CRISPR Gene Editing promises to fight incurable diseases but techniques have required injecting the tools directly into affected cells. NPR reports that researchers have published results showing that you can inject CRISPR-Cas9 into the bloodstream to make edits, opening the door to the use of gene editing for treating many common diseases.
The experimental treatment fought a rare genetic disease, transthyretin amyloidosis. Scientists injected volunteers with CRISPR-loaded nanoparticles that were absorbed by the patients’ livers, editing a gene in the organ to disable the production of a harmful protein. Levels of that protein plunged within weeks of the injection, saving patients from an illness that can rapidly destroy nerves and other tissues in their bodies.
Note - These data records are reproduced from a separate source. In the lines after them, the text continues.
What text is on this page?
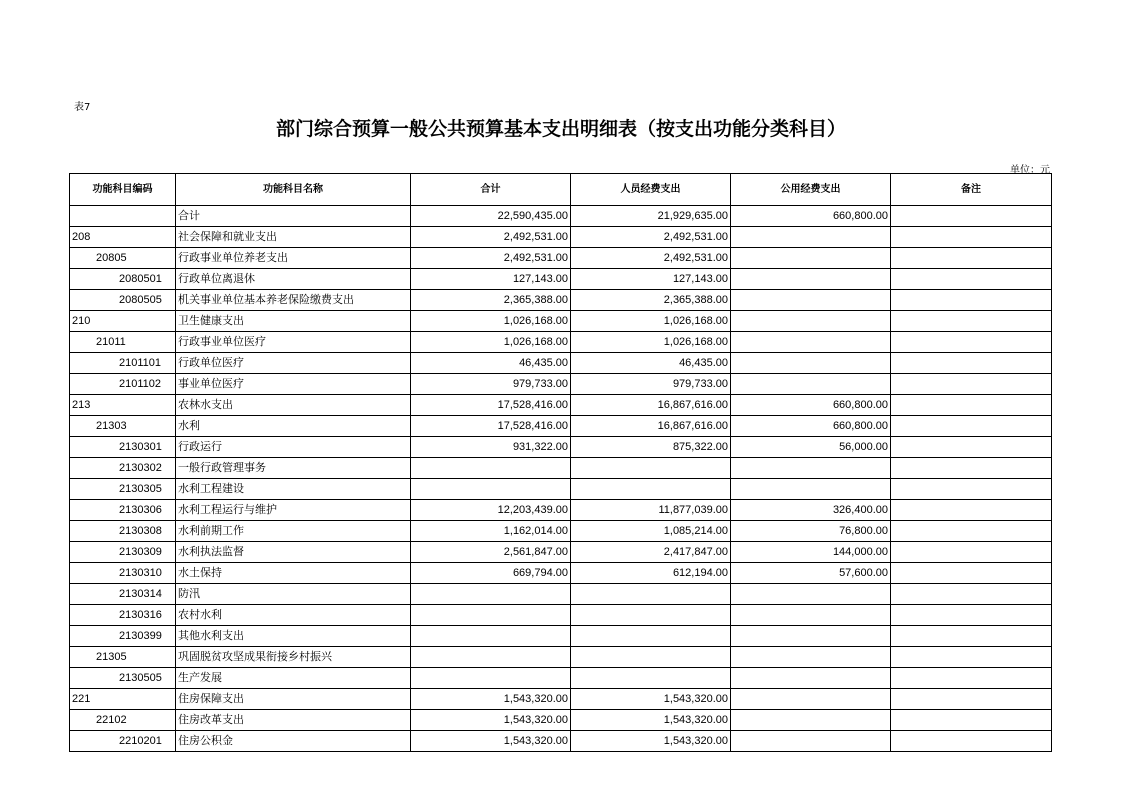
表7
部门综合预算一般公共预算基本支出明细表（按支出功能分类科目）
单位：元
功能科目编码	功能科目名称	合计	人员经费支出	公用经费支出	备注
	合计	22,590,435.00	21,929,635.00	660,800.00	
208	社会保障和就业支出	2,492,531.00	2,492,531.00		
20805	行政事业单位养老支出	2,492,531.00	2,492,531.00		
2080501	行政单位离退休	127,143.00	127,143.00		
2080505	机关事业单位基本养老保险缴费支出	2,365,388.00	2,365,388.00		
210	卫生健康支出	1,026,168.00	1,026,168.00		
21011	行政事业单位医疗	1,026,168.00	1,026,168.00		
2101101	行政单位医疗	46,435.00	46,435.00		
2101102	事业单位医疗	979,733.00	979,733.00		
213	农林水支出	17,528,416.00	16,867,616.00	660,800.00	
21303	水利	17,528,416.00	16,867,616.00	660,800.00	
2130301	行政运行	931,322.00	875,322.00	56,000.00	
2130302	一般行政管理事务				
2130305	水利工程建设				
2130306	水利工程运行与维护	12,203,439.00	11,877,039.00	326,400.00	
2130308	水利前期工作	1,162,014.00	1,085,214.00	76,800.00	
2130309	水利执法监督	2,561,847.00	2,417,847.00	144,000.00	
2130310	水土保持	669,794.00	612,194.00	57,600.00	
2130314	防汛				
2130316	农村水利				
2130399	其他水利支出				
21305	巩固脱贫攻坚成果衔接乡村振兴				
2130505	生产发展				
221	住房保障支出	1,543,320.00	1,543,320.00		
22102	住房改革支出	1,543,320.00	1,543,320.00		
2210201	住房公积金	1,543,320.00	1,543,320.00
The test involved just six people, and the research team still has to conduct long-term studies to check for possible negative effects. If this method proves achievable on a large scale, it could be used to treat illnesses where existing CRISPR Gene Editing techniques aren’t practical, varying from Alzheimer’s to heart disease.There are some ethical considerations. Some are already wary about the potential for abusing CRISPR Gene Editing for designer babies and other less-than-altruistic purposes. Bloodstream injections would make it that much easier to perform dubious edits. This new CRISPR method could avoid the suffering that was once considered inevitable.
The early trial data from Intellia Therapeutics, co-founded by Nobel Prize winner Jennifer Doudna, marked a breakthrough for Crispr-based treatments, showing scientists had overcome challenges that had previously restricted the technology’s use to editing cells outside the body or in the eye. Shares in Intellia have risen 233 per cent since it went public in 2016.